- Tuesday, February 18, 2020

The popularity of electric vehicles has surged in the last few years, propelled in no small part by the steady improvements in battery strength of EVs, an incredibly generous tax credit, and the marketing-cum-engineering genius that gave us the Tesla. They now constitute nearly two percent of all cars sold, and that market share appears to be increasing rapidly. 

While this trend may bode well for combating climate change in the future, it also has the potential to exacerbate a number of near-term problems — namely the financing of road construction and income inequality — if we do not proceed thoughtfully in how we further encourage their adoption.

We have already had a glimpse as to what further increases in market penetration might do to funding for roads: The gradual fuel efficiency increases in the cars on the road over the last 15 years has diminished the revenue from the gas tax, which generates most of the money for road construction. Continued increases in the proportion of cars that use no gasoline at all will further depress this revenue, forcing states and the federal government to make some difficult decisions about how to pay to build and maintain roads and bridges.

While the obvious response to this revenue decline would be to increase the gas tax, that creates another problem: The fact that electric vehicles are pricey (and will remain so for the foreseeable future) means that they are and will likely remain the province of the wealthy. In fact, data shows nearly 80 percent of EV tax credits are claimed by those earning six figures and above, making it an extremely regressive benefit. 

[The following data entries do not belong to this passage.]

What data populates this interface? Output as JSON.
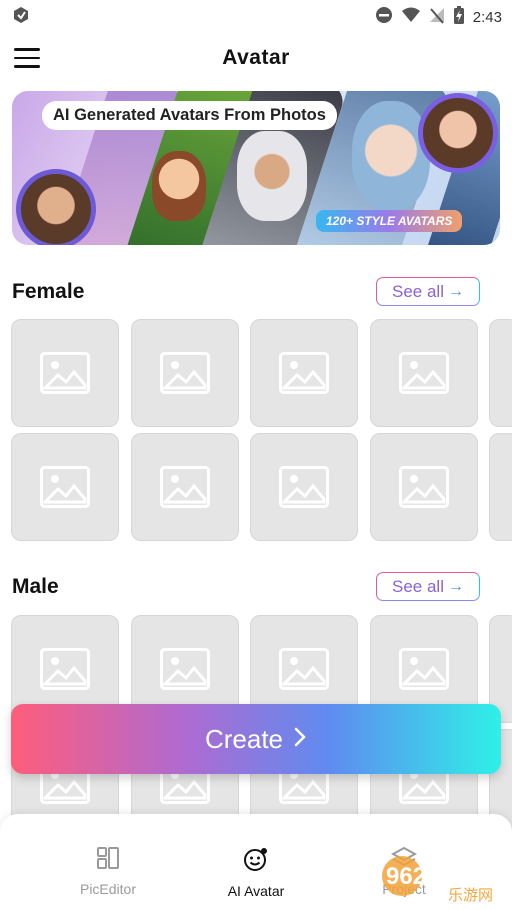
{
  "status_bar": {
    "time": "2:43"
  },
  "app_bar": {
    "title": "Avatar"
  },
  "banner": {
    "headline": "AI Generated Avatars From Photos",
    "tag": "120+ STYLE AVATARS"
  },
  "sections": {
    "female": {
      "title": "Female",
      "see_all": "See all"
    },
    "male": {
      "title": "Male",
      "see_all": "See all"
    }
  },
  "create_button": {
    "label": "Create"
  },
  "bottom_nav": {
    "items": [
      {
        "label": "PicEditor",
        "icon": "layout-icon",
        "active": false
      },
      {
        "label": "AI Avatar",
        "icon": "smiley-face-icon",
        "active": true
      },
      {
        "label": "Project",
        "icon": "layers-icon",
        "active": false
      }
    ]
  },
  "watermark": {
    "text": "962.NET",
    "subtext": "乐游网"
  },
  "colors": {
    "accent_pink": "#ff5d7b",
    "accent_cyan": "#2ff0e8",
    "tile_bg": "#e5e5e5"
  }
}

Continuing to pay for roads via a gasoline tax means that only those who cannot afford an electric car will shoulder the cost of maintaining our roads. As more electric cars come onto the market and displace gas-burning cars, the gas tax needed to finance road upkeep will need to keep increasing, and the resulting tax burden on middle and working class drivers will go up. The result, of course, would make the gas tax extremely regressive.

However, a gas tax fails to adequately account for another social cost that driving entails — road congestion. Congestion not only wastes people’s time, but it also is the main cause of smog, which contributes both to breathing problems for people with compromised health as well as climate change.

A rural Iowan with an old pickup truck might pay a lot in gas taxes and not contribute to road congestion at all, while someone who commutes in a Tesla to downtown Chicago from a faraway suburb increases congestion every day of the week and does not pay a dime in taxes. 

An antiquated road financing system that is becoming increasingly ineffective at addressing congestion is a large problem that electric cars exacerbate. 

As electric cars become more popular, utilities are making plans to construct systems of recharging systems that would be able to quickly replenish batteries for all types of electric cars. It is, of course, a necessary and welcome step if electric cars are going to be used on long trips, but it will come at a cost, and at present the plan for most utilities is to hike rates to pay for the increased capital investment. 

While that may be the normal modus operandi for utility investments, it also constitutes a regressive funding system, as middle class utility payers are paying to make life easier for wealthy Tesla owners. 

Eventually, of course, it is hoped that the majority of cars on the street will be EVs of some sort, but that day is decades in the future. The implementation of a carbon tax (in lieu of an EV tax credit) would both reduce the regressivity of electric vehicles and ensure that we are not replacing gas-burning cars with electric vehicles largely charged by energy produced by fossil fuels. 

Electric cars may have the potential to help us alleviate pollution and carbon emissions, but if we do not change how we finance our roads to make sure that their drivers pay their share, their popularity will accomplish much less than we anticipate. 

• Ike Brannon is a senior fellow at the Jack Kemp Foundation.